The judge puts Pari up in a vacant flat he happens to own where she makes friends with respectable housewife and mum-to-be Sara (Zar Amir Ebrahimi) whose hardline husband is refusing to sign the form to allow his wife to work during her pregnancy. One evening, larking about with Sara and slightly drunk, Pari undertakes as a prank call to the building’s caretaker and suggest a rendezvous. She does this on Sara’s phone which will eventually have dire consequences for the latter.

Meanwhile, a third woman Donya (Negar Mona Alizadeh) visits an underground dance club where she has sex with a musician Babak (Arash Mirandi) in the men’s room. However, she’s due to get married very soon and needs to prove her virginity to her husband. This requires an expensive operation for which she insists Babak must pay. So he sets about finding out about either this operation or possible alternatives to it.

Like Pari’s son taking delight in dropping water bombs from his balcony onto unsuspecting innocents below, the men here mostly game the system and have everything their own way.

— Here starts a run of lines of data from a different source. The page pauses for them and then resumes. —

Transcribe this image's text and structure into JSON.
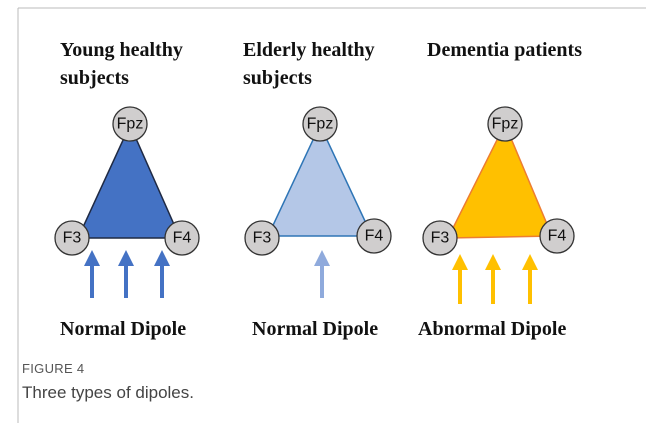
{
  "panels": [
    {
      "title": "Young healthy subjects",
      "nodes": [
        "Fpz",
        "F3",
        "F4"
      ],
      "dipole": "Normal Dipole"
    },
    {
      "title": "Elderly healthy subjects",
      "nodes": [
        "Fpz",
        "F3",
        "F4"
      ],
      "dipole": "Normal Dipole"
    },
    {
      "title": "Dementia patients",
      "nodes": [
        "Fpz",
        "F3",
        "F4"
      ],
      "dipole": "Abnormal Dipole"
    }
  ],
  "figure": {
    "label": "FIGURE 4",
    "caption": "Three types of dipoles."
  }
}
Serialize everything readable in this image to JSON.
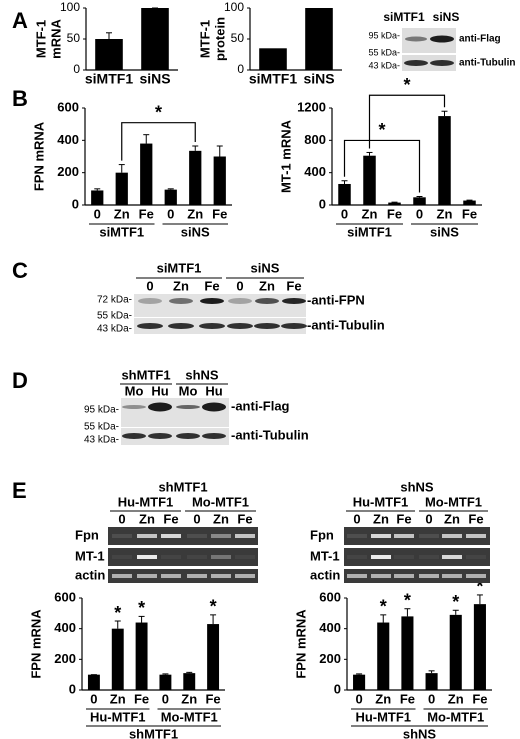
{
  "panel_labels": [
    "A",
    "B",
    "C",
    "D",
    "E"
  ],
  "chart_data": [
    {
      "type": "bar",
      "ylabel": [
        "MTF-1",
        "mRNA"
      ],
      "categories": [
        "siMTF1",
        "siNS"
      ],
      "values": [
        50,
        100
      ],
      "errors": [
        10,
        0
      ],
      "ylim": [
        0,
        100
      ],
      "yticks": [
        0,
        50,
        100
      ]
    },
    {
      "type": "bar",
      "ylabel": [
        "MTF-1",
        "protein"
      ],
      "categories": [
        "siMTF1",
        "siNS"
      ],
      "values": [
        35,
        100
      ],
      "ylim": [
        0,
        100
      ],
      "yticks": [
        0,
        50,
        100
      ]
    },
    {
      "type": "bar",
      "ylabel": "FPN mRNA",
      "categories": [
        "0",
        "Zn",
        "Fe",
        "0",
        "Zn",
        "Fe"
      ],
      "groups": [
        "siMTF1",
        "siNS"
      ],
      "values": [
        90,
        200,
        380,
        95,
        335,
        300
      ],
      "errors": [
        10,
        50,
        55,
        5,
        30,
        65
      ],
      "ylim": [
        0,
        600
      ],
      "yticks": [
        0,
        200,
        400,
        600
      ],
      "brackets": [
        {
          "text": "*",
          "from": 1,
          "to": 4
        }
      ]
    },
    {
      "type": "bar",
      "ylabel": "MT-1 mRNA",
      "categories": [
        "0",
        "Zn",
        "Fe",
        "0",
        "Zn",
        "Fe"
      ],
      "groups": [
        "siMTF1",
        "siNS"
      ],
      "values": [
        260,
        610,
        30,
        95,
        1100,
        55
      ],
      "errors": [
        40,
        40,
        5,
        10,
        60,
        5
      ],
      "ylim": [
        0,
        1200
      ],
      "yticks": [
        0,
        400,
        800,
        1200
      ],
      "brackets": [
        {
          "text": "*",
          "from": 0,
          "to": 3
        },
        {
          "text": "*",
          "from": 1,
          "to": 4
        }
      ]
    },
    {
      "type": "bar",
      "ylabel": "FPN mRNA",
      "categories": [
        "0",
        "Zn",
        "Fe",
        "0",
        "Zn",
        "Fe"
      ],
      "groups": [
        "Hu-MTF1",
        "Mo-MTF1"
      ],
      "xlabel": "shMTF1",
      "values": [
        100,
        400,
        440,
        100,
        110,
        430
      ],
      "errors": [
        0,
        50,
        40,
        5,
        5,
        60
      ],
      "ylim": [
        0,
        600
      ],
      "yticks": [
        0,
        200,
        400,
        600
      ],
      "annotations": [
        {
          "text": "*",
          "category": 1
        },
        {
          "text": "*",
          "category": 2
        },
        {
          "text": "*",
          "category": 5
        }
      ]
    },
    {
      "type": "bar",
      "ylabel": "FPN mRNA",
      "categories": [
        "0",
        "Zn",
        "Fe",
        "0",
        "Zn",
        "Fe"
      ],
      "groups": [
        "Hu-MTF1",
        "Mo-MTF1"
      ],
      "xlabel": "shNS",
      "values": [
        100,
        440,
        480,
        110,
        490,
        560
      ],
      "errors": [
        5,
        50,
        50,
        15,
        30,
        60
      ],
      "ylim": [
        0,
        600
      ],
      "yticks": [
        0,
        200,
        400,
        600
      ],
      "annotations": [
        {
          "text": "*",
          "category": 1
        },
        {
          "text": "*",
          "category": 2
        },
        {
          "text": "*",
          "category": 4
        },
        {
          "text": "*",
          "category": 5
        }
      ]
    }
  ],
  "blots": {
    "A": {
      "columns": [
        "siMTF1",
        "siNS"
      ],
      "markers": [
        "95 kDa-",
        "55 kDa-",
        "43 kDa-"
      ],
      "rows": [
        "anti-Flag",
        "anti-Tubulin"
      ]
    },
    "C": {
      "groups": [
        "siMTF1",
        "siNS"
      ],
      "lanes": [
        "0",
        "Zn",
        "Fe",
        "0",
        "Zn",
        "Fe"
      ],
      "markers": [
        "72 kDa-",
        "55 kDa-",
        "43 kDa-"
      ],
      "rows": [
        "-anti-FPN",
        "-anti-Tubulin"
      ]
    },
    "D": {
      "groups": [
        "shMTF1",
        "shNS"
      ],
      "lanes": [
        "Mo",
        "Hu",
        "Mo",
        "Hu"
      ],
      "markers": [
        "95 kDa-",
        "55 kDa-",
        "43 kDa-"
      ],
      "rows": [
        "-anti-Flag",
        "-anti-Tubulin"
      ]
    }
  },
  "gels": [
    {
      "title": "shMTF1",
      "groups": [
        "Hu-MTF1",
        "Mo-MTF1"
      ],
      "lanes": [
        "0",
        "Zn",
        "Fe",
        "0",
        "Zn",
        "Fe"
      ],
      "rows": [
        "Fpn",
        "MT-1",
        "actin"
      ]
    },
    {
      "title": "shNS",
      "groups": [
        "Hu-MTF1",
        "Mo-MTF1"
      ],
      "lanes": [
        "0",
        "Zn",
        "Fe",
        "0",
        "Zn",
        "Fe"
      ],
      "rows": [
        "Fpn",
        "MT-1",
        "actin"
      ]
    }
  ]
}
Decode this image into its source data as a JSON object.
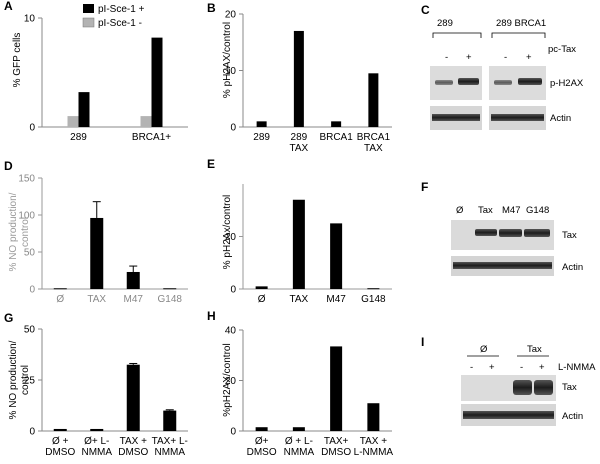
{
  "panels": {
    "A": {
      "letter": "A",
      "ylabel": "% GFP cells"
    },
    "B": {
      "letter": "B",
      "ylabel": "% pH2AX/control"
    },
    "C": {
      "letter": "C",
      "col1": "289",
      "col2": "289 BRCA1",
      "treatment": "pc-Tax",
      "signs": [
        "-",
        "+",
        "-",
        "+"
      ],
      "row1": "p-H2AX",
      "row2": "Actin"
    },
    "D": {
      "letter": "D",
      "ylabel_line1": "% NO production/",
      "ylabel_line2": "control"
    },
    "E": {
      "letter": "E",
      "ylabel": "% pH2Ax/control"
    },
    "F": {
      "letter": "F",
      "lanes": [
        "Ø",
        "Tax",
        "M47",
        "G148"
      ],
      "row1": "Tax",
      "row2": "Actin"
    },
    "G": {
      "letter": "G",
      "ylabel_line1": "% NO production/",
      "ylabel_line2": "control"
    },
    "H": {
      "letter": "H",
      "ylabel": "%pH2AX/control"
    },
    "I": {
      "letter": "I",
      "group1": "Ø",
      "group2": "Tax",
      "treatment": "L-NMMA",
      "signs": [
        "-",
        "+",
        "-",
        "+"
      ],
      "row1": "Tax",
      "row2": "Actin"
    }
  },
  "chart_data": [
    {
      "id": "A",
      "type": "bar",
      "categories": [
        "289",
        "BRCA1+"
      ],
      "series": [
        {
          "name": "pI-Sce-1 +",
          "color": "#000000",
          "values": [
            3.2,
            8.2
          ]
        },
        {
          "name": "pI-Sce-1 -",
          "color": "#b3b3b3",
          "values": [
            1.0,
            1.0
          ]
        }
      ],
      "ylabel": "% GFP cells",
      "ylim": [
        0,
        10
      ],
      "yticks": [
        0,
        10
      ],
      "yticklabels": [
        "0",
        "10"
      ],
      "legend": "top-right"
    },
    {
      "id": "B",
      "type": "bar",
      "categories": [
        "289",
        "289\nTAX",
        "BRCA1",
        "BRCA1\nTAX"
      ],
      "values": [
        1.0,
        17.0,
        1.0,
        9.5
      ],
      "ylabel": "% pH2AX/control",
      "ylim": [
        0,
        20
      ],
      "yticks": [
        0,
        10,
        20
      ],
      "yticklabels": [
        "0",
        "10",
        "20"
      ]
    },
    {
      "id": "D",
      "type": "bar",
      "categories": [
        "Ø",
        "TAX",
        "M47",
        "G148"
      ],
      "values": [
        1,
        96,
        23,
        1
      ],
      "errors": [
        0,
        22,
        8,
        0
      ],
      "ylabel": "% NO production/\ncontrol",
      "ylim": [
        0,
        150
      ],
      "yticks": [
        0,
        50,
        100,
        150
      ],
      "yticklabels": [
        "0",
        "50",
        "100",
        "150"
      ]
    },
    {
      "id": "E",
      "type": "bar",
      "categories": [
        "Ø",
        "TAX",
        "M47",
        "G148"
      ],
      "values": [
        1,
        34,
        25,
        0.3
      ],
      "ylabel": "% pH2Ax/control",
      "ylim": [
        0,
        40
      ],
      "yticks": [
        0,
        20
      ],
      "yticklabels": [
        "0",
        "20"
      ]
    },
    {
      "id": "G",
      "type": "bar",
      "categories": [
        "Ø +\nDMSO",
        "Ø+ L-\nNMMA",
        "TAX +\nDMSO",
        "TAX+ L-\nNMMA"
      ],
      "values": [
        1,
        1,
        32.5,
        10
      ],
      "errors": [
        0,
        0,
        0.6,
        0.4
      ],
      "ylabel": "% NO production/\ncontrol",
      "ylim": [
        0,
        50
      ],
      "yticks": [
        0,
        25,
        50
      ],
      "yticklabels": [
        "0",
        "25",
        "50"
      ]
    },
    {
      "id": "H",
      "type": "bar",
      "categories": [
        "Ø+\nDMSO",
        "Ø + L-\nNMMA",
        "TAX+\nDMSO",
        "TAX +\nL-NMMA"
      ],
      "values": [
        1.5,
        1.5,
        33.5,
        11
      ],
      "ylabel": "%pH2AX/control",
      "ylim": [
        0,
        40
      ],
      "yticks": [
        0,
        20,
        40
      ],
      "yticklabels": [
        "0",
        "20",
        "40"
      ]
    }
  ]
}
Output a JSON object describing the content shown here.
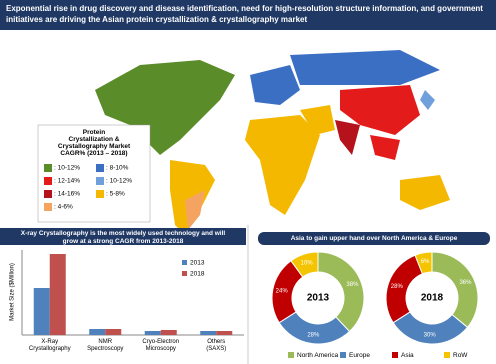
{
  "header": {
    "title": "Exponential rise in drug discovery and disease identification, need for high-resolution structure information, and government initiatives are driving the Asian protein crystallization & crystallography market"
  },
  "map": {
    "legend": {
      "title": "Protein Crystallization & Crystallography Market CAGR% (2013 – 2018)",
      "items": [
        {
          "label": ": 10-12%",
          "color": "#5b8c2a"
        },
        {
          "label": ": 8-10%",
          "color": "#3a6fc4"
        },
        {
          "label": ": 12-14%",
          "color": "#e31b1b"
        },
        {
          "label": ": 10-12%",
          "color": "#6fa0dc"
        },
        {
          "label": ": 14-16%",
          "color": "#b5121b"
        },
        {
          "label": ": 5-8%",
          "color": "#f5b800"
        },
        {
          "label": ": 4-6%",
          "color": "#f4a460"
        }
      ]
    }
  },
  "chart_data": [
    {
      "type": "bar",
      "title": "X-ray Crystallography is the most widely used technology and will grow at a strong CAGR from 2013-2018",
      "y_label": "Market Size ($Million)",
      "categories": [
        "X-Ray Crystallography",
        "NMR Spectroscopy",
        "Cryo-Electron Microscopy",
        "Others (SAXS)"
      ],
      "series": [
        {
          "name": "2013",
          "color": "#4f81bd",
          "values": [
            47,
            6,
            4,
            4
          ]
        },
        {
          "name": "2018",
          "color": "#c0504d",
          "values": [
            81,
            6,
            5,
            4
          ]
        }
      ],
      "ylim": [
        0,
        85
      ]
    },
    {
      "type": "pie",
      "chart_title": "Asia to gain upper hand over North America & Europe",
      "title": "2013",
      "categories": [
        "North America",
        "Europe",
        "Asia",
        "RoW"
      ],
      "colors": [
        "#9bbb59",
        "#4f81bd",
        "#c00000",
        "#f5c400"
      ],
      "values": [
        38,
        28,
        24,
        10
      ],
      "value_labels": [
        "38%",
        "28%",
        "24%",
        "10%"
      ]
    },
    {
      "type": "pie",
      "title": "2018",
      "categories": [
        "North America",
        "Europe",
        "Asia",
        "RoW"
      ],
      "colors": [
        "#9bbb59",
        "#4f81bd",
        "#c00000",
        "#f5c400"
      ],
      "values": [
        36,
        30,
        28,
        6
      ],
      "value_labels": [
        "36%",
        "30%",
        "28%",
        "6%"
      ]
    }
  ]
}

The women, however, have a much harder time of it, wherever they fit (or don’t fit) in the social spectrum. Ironically for a system that purports to uphold sexual abstinence or monogamous relationship, the woman that fares best here is the worldly-wise prostitute while the respectable, faithful housewife who makes one accidental minor slip finds herself in an ever worsening, no win situation culminating in a devastating rooftop finale involving a phoenix costume and a camera held by Pari’s astonished son.

If the rotoscoping process adds anything, it ups the visual ante producing the movie equivalent to reading a graphic novel. But the film stands on the merit of its writing and strong performances from its highly effective cast. See it – and be reminded of the freedoms we in the West have that are all too easily taken for granted.

Tehran Taboo is out in the UK on Friday, October 5th. Out on VoD on Monday, January 7th (2018).